The other significant difference is that Hawaii’s GET is a liability of the business selling those goods or services “for the privilege” of doing business in Hawaii, whereas a retail sales tax is the liability of the customer. In states with retail sales tax, the business is merely a collection agent for the city, county or state government that levies the tax. In some cases, the business collecting the tax for the state or county is compensated for that chore by being able to retain a portion of what is collected. With the GET, the amount paid to the state tax collector is a percentage of what the business puts into the cash drawer, including the amount sometimes shown as the GET. The state rate is 4 percent, but in Honolulu the additional 0.5 percent for the rail system is tacked on to the basic state rate.
Since the amount “passed on” to the customer as the GET becomes a part of what the business collects and puts into the cash drawer, when it comes time to pay the tax collector what’s due, the business must pay 4 percent on the amount that has been passed on to the customer. As a result, consumers see a rate of either 4.16 percent on the neighbor islands or 4.712 in Honolulu. Some argue that businesses should charge only the statutory rate of 4 or 4.5 percent. The Department of Taxation is only interested in the amount being remitted to the state. However, it is against the law for a business to state there is no GET imposed on a transaction.

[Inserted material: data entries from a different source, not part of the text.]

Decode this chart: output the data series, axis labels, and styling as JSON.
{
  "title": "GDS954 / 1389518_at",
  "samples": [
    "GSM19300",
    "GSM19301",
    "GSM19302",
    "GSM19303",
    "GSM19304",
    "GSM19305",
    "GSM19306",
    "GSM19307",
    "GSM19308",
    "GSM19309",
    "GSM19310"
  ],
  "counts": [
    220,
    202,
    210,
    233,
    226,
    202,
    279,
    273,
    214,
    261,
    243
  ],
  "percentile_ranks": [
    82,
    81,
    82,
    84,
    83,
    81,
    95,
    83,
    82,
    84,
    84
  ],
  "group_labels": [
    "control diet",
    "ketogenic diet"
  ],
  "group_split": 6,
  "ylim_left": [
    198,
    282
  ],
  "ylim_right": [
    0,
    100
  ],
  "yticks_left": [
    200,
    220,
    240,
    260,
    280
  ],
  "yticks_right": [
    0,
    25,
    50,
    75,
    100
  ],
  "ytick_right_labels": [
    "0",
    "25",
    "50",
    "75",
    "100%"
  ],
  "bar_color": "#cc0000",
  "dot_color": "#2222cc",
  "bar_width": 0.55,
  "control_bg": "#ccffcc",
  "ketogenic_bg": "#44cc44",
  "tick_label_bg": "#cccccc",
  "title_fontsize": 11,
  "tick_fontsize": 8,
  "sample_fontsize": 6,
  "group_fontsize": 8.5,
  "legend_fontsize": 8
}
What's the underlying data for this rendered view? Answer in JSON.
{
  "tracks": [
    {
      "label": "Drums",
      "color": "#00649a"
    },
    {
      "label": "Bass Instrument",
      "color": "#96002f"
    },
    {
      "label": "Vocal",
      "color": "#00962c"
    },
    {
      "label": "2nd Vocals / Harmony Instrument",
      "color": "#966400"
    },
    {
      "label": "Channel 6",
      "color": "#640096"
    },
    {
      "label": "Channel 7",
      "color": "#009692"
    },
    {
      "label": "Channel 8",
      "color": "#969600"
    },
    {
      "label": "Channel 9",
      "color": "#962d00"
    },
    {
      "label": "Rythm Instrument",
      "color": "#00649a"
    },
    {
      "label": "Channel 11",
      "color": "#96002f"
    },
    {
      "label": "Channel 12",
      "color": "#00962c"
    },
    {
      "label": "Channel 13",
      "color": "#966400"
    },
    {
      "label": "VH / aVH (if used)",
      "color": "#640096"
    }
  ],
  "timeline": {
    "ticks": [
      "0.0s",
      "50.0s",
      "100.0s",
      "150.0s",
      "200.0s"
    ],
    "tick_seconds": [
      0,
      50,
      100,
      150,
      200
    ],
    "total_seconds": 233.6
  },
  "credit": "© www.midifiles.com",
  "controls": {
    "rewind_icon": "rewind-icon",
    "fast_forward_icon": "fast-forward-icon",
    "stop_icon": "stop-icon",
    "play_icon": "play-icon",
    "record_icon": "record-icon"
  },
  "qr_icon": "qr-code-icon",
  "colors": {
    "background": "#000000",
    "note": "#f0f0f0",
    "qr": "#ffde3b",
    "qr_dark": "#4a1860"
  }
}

A business can show the tax amount separately, but that is not required by law. In fact, before the changes made to the Internal Revenue Code in 1957, businesses did not separately show the tax because it was viewed as a tax on the gross income of the business. Only when the deduction for state sales taxes was added to the Code did the retail community pursue the IRS recognition of the tax as a “retail sales tax” for federal purposes, then the tax began to be shown separately.
Today, because of price competition among businesses, nearly all businesses list the GET as a separate line item. Showing the tax separately also helps shift the blame to government for the added cost to the price of a product or service. However, merely charging the tax separately does not relieve the business of the tax burden. Because the 4 percent tax is levied on everything in the cash drawer, including the passed on tax amount, the business must pay part of the GET due out of its markup or margin. When a business, such as a grocery store, operates on a slim profit margin, the amount of GET paid out of the margin leads to a “make-it or break-it” point.
For the customer, the GET is just another charge added to the bill, but for a business, the tax can determine whether or not it can stay in business. One might say the tax is being passed on to the customer, so the business should be able to pay the tax and stay in business. That might be true for a business that can charge whatever it wants because the demand is high for the product or service it sells, but where there is competition, the profit margin for goods or services may not be sufficient to cover the cost of the tax. If a business cannot charge enough for the product or service to cover the GET obligation that can’t be passed on, it will soon be out of business.
Because GET is a tax on gross income, it is due whether a business is profitable. Take, for example, a business that is having a “going-out-of-business” sale, and selling everything below cost. The business is making no profit on those sales, yet the GET will still be due on the amount taken in from the sale.
For the average taxpayer who believes the cost of the tax can just be passed on to the customer, they don’t see that the business must still take something out of its mark up to pay the tax over and above what was passed on.
Lowell L. Kalapa is president of the Tax Foundation of Hawaii.